3. With the top secured, add felt pads to the bottom of each table leg.
Good to Know:
Can't find non-pressure-treated 4"x4"s in your area? Use 2"x4"s instead. For each leg, cut two boards 31" long, and laminate them together with glue and clamps. When the glue has cured, rip the 3-1/2"-wide laminated blank to 3" in width, taking 1/4" of the width off each edge. Trim the laminated blank to 28-1/2" long, and a 3" square leg is born!
Begin the Bench
1. For the benches, use the same procedure to prep the materials as you did with the table: Cut the part 1" longer than called for, trim to width,and then cut to final length. Prepare the material and cut the legs A and the braces B to size (Cutting List, Cutting Diagram). Cut a 6° angle on the tops of the legs using a miter saw (Drawing 1, Project Diagram).
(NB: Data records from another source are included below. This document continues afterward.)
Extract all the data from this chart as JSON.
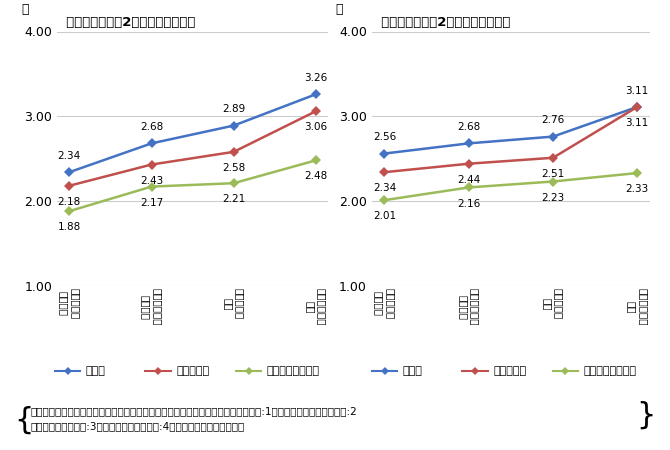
{
  "left_title": "平日寝る時刻が2時間以上変動する",
  "right_title": "平日起床時刻が2時間以上変動する",
  "ylabel": "点",
  "x_labels": [
    "全く当ては\nまらない",
    "あまり当ては\nまらない",
    "少し当ては\nまる",
    "とても当ては\nまる"
  ],
  "x_labels_vertical": [
    "全く当ては\nまらない",
    "あまり当ては\nまらない",
    "少し当ては\nまる",
    "とても当ては\nまる"
  ],
  "ylim": [
    1.0,
    4.0
  ],
  "yticks": [
    1.0,
    2.0,
    3.0,
    4.0
  ],
  "left_series": {
    "疲労感": [
      2.34,
      2.68,
      2.89,
      3.26
    ],
    "イライラ感": [
      2.18,
      2.43,
      2.58,
      3.06
    ],
    "風邪の引きやすさ": [
      1.88,
      2.17,
      2.21,
      2.48
    ]
  },
  "right_series": {
    "疲労感": [
      2.56,
      2.68,
      2.76,
      3.11
    ],
    "イライラ感": [
      2.34,
      2.44,
      2.51,
      3.11
    ],
    "風邪の引きやすさ": [
      2.01,
      2.16,
      2.23,
      2.33
    ]
  },
  "colors": {
    "疲労感": "#4472C4",
    "イライラ感": "#C0504D",
    "風邪の引きやすさ": "#9BBB59"
  },
  "legend_labels": [
    "疲労感",
    "イライラ感",
    "風邪の引きやすさ"
  ],
  "footnote_line1": "疲労感、イライラ感、風邪の引きやすさの項目、それぞれに、全く当てはまらない:1点、あまり当てはまらない:2",
  "footnote_line2": "点、少し当てはまる:3点、とても当てはまる:4点　と加点し平均値を算出",
  "grid_color": "#CCCCCC",
  "bg_color": "#FFFFFF"
}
2. Position two legs on your workbench with the bottoms flush. Cut a 1/4"-thick spacer to place between the legs. Centre the brace on top of the legs with the bottoms flush, and use the angles cut at the top of the legs to mark the angle at the top of the brace. (Photo 1) (include image)
3. Cut the angle on the brace using a jigsaw. Drill two pocket-holes for securing the seats along the top edge of the braces; sand the legs and braces (Drawing 2) to 200 grit.
4. Assemble the legs and braces using glue and screws. Position the parts with the bottoms flush, separating the legs with the 1/4" spacer (Photo 2). We drilled 1/8" countersunk pilot holes so the screws would drive easily and not strip.
Set the Seat
1. Cut the stretchers C and slats D to length and width. For the stretchers, drill 4 pocket holes equally spaced along the length. Sand the parts with 200-grit sandpaper.
2. To attach the stretchers to the end assemblies, cut a scrap to 11-7/8" long, turn the end on its side, and place the stretcher in position, supporting the opposite end with the scrap (Photo 3). Pre-drill the hole and secure the stretcher to the leg brace with glue and screws. Add a second end assembly, flip the bench over, and add the second stretcher.
3. Apply a finish using the same process you used for the table.
4. Place one of the seat slats on the bench so the edge of the slat is aligned with the 1/4" gap between the legs (Photo 4) and centred end to end on the bench. Secure the slat to the bench by driving pocket-hole screws from the underside. Place the remaining slat in position and secure.
5. Your bench now just needs some felt pads. Attach them to the leg bottoms and set the table for dinner!
Good to Know:
Let your lumber acclimate to your work space for one week prior to machining. The material will stabilize, and the boards will be less likely to twist when you cut the individual parts from the larger pieces.